La féline ne dit pas un mot, l'abattement était la seule émotion qu'elle pouvait ressentir, tant elle en était submergée, noyée sous la culpabilité et le chagrin. Elle s'avança lentement vers l'enveloppe charnelle qui contenait la déesse, d'une démarche lente et lourde. Chaque pas lui demandait un effort éreintant, en plus du poids de sa propre infâmie. L'absence de son Ori et le manque de son pouvoir lui provoquaient des vertiges et brouillaient complètement sa raison. Ses idées ne parvenaient à émerger qu'à grand-peine, tourmentant son esprit perdu dans le chaos.

  • Oui, viens ! Viens recevoir ce à quoi tu prétends depuis si longtemps. La fin de ta colère, l'apaisement de ta vengeance, la paix dans ton cœur... Plus rien ni personne ne te retient, désormais.

Le regard rutilant et surnaturel de la trameuse irradiait d'une lueur malsaine. Son visage tout entier transpirait une méchanceté jubilatoire, une malice démente. Mais même constatant cela, Kalaar ne changea pas de direction. Attirée par l'aura magnétique et captivante de Bolga, la Ligresse était entièrement soumise à ses imprécations.

  • Ta souffrance s'arrête aujourd'hui, petit chaton.

Bolga susurrait à l'oreille de Kalaar tout en étendant ses bras décharnés autour d'elle. Un faible raclement de gorge lui parvint alors. Lointain tout d'abord, la Ligresse se ressaisit en un éclair de lucidité et l'entendit à nouveau, tout proche. Faisant mine de se retourner pour en connaître l'origine, Bolga saisit fermement son menton de la main, l'obligeant à rester face à elle. Une deuxième quinte de toux, suivie d'une faible plainte fit faire volte-face à Kalaar, qui cette fois-ci se déroba des prises de Bolga.

Izmeer avait repris connaissance et s'était rapproché d'Ashka. Celle-ci, bien que gravement atteinte, semblait encore respirer, bien que difficilement. La féline en eu le souffle coupé de stupeur.

Bolga fulmina et projeta Kalaar au sol, l'envoyant glisser sur le sol carrelé. Le coup n'eut pas l'effet escompté par la déesse. Se relevant d'un bond, la Ligresse parut sortie de sa torpeur et s'élança devant ses compagnons. La Dame de l'Infortune avait levé la main, prête à achever les imprudents qui l'avaient défié, mais suspendit son geste alors que Kalaar s'interposa.

  • Si tu me tues, jamais tu n'obtiendras le Sablefeu ! hurla Kalaar en défi à son adversaire.

Les yeux dorés de Bolga s'agrandirent de fureur tandis que la meute de chats vint cerner les trois compagnons.

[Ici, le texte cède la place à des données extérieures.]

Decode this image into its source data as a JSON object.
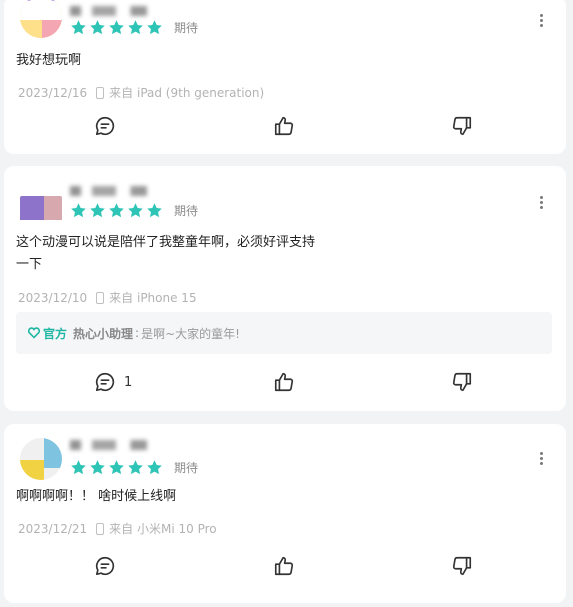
{
  "colors": {
    "star": "#2ec4b6",
    "official": "#1fb6a3",
    "meta": "#b3b3b3",
    "icon": "#333333"
  },
  "icons": {
    "rating": "star-icon",
    "device": "phone-icon",
    "more": "more-vertical-icon",
    "comment": "comment-icon",
    "like": "thumbs-up-icon",
    "dislike": "thumbs-down-icon",
    "official_badge": "heart-badge-icon"
  },
  "reviews": [
    {
      "stars": 5,
      "status": "期待",
      "text": "我好想玩啊",
      "date": "2023/12/16",
      "device": "来自 iPad (9th generation)",
      "comment_count": ""
    },
    {
      "stars": 5,
      "status": "期待",
      "text": "这个动漫可以说是陪伴了我整童年啊，必须好评支持一下",
      "date": "2023/12/10",
      "device": "来自 iPhone 15",
      "comment_count": "1",
      "reply": {
        "badge": "官方",
        "name": "热心小助理",
        "colon": ":",
        "text": "是啊~大家的童年!"
      }
    },
    {
      "stars": 5,
      "status": "期待",
      "text": "啊啊啊啊！！ 啥时候上线啊",
      "date": "2023/12/21",
      "device": "来自 小米Mi 10 Pro",
      "comment_count": ""
    }
  ]
}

  • Tes amis vont mourir, avertit Bolga, par ta main ou la mienne. Et rien ne pourra s'y opposer, pas même toi.

Alors que les petits fauves se rapprochaient, grimés d'un air malfaisant et odieux, les yeux d'Ashka s'ouvrirent et rencontrèrent ceux de Kalaar. L'instant parut s'étirer, pendant lequel leurs battements de cœur sonnèrent à l'unisson en une communion profondément intime. En l'espace d'un battement de paupière, Ashka comprit. Tout allait bientôt se terminer.

Kalaar regarda une dernière fois son Evaylienne aux yeux d'émeraude. Elle leva la main qui jadis fut percée de l'éclat du Soleil Ancien et lança un regard résigné à Izmeer. Se redressant les poings serrés, elle se retourna enfin face à Bolga, lui adressant une mine résolue.

  • Nul besoin de prendre d'autres vies, Dame Malchance, lança-t-elle d'une voix cassée. J'accepte ton offre. Je suis lasse de cette vie de souffrances.
  • Kalaar, non ! implora Ashka en s'étouffant dans une quinte de toux sanglante.
  • Pitié, Dame Féline ! Ne faites pas cela ! supplia Izmeer qui tentait de soutenir la conseillère.
  • Tu ne peux duper une menteuse, Kalaar, prévint Bolga d'une voix terrible. Choisis bien tes prochains mots, car ce pourrait être tes derniers.

Kalaar prit une longue inspiration, puis lâcha :

  • Je choisis d'être ton incarnation, Bolga. Fais de moi ce qu'il te plaira.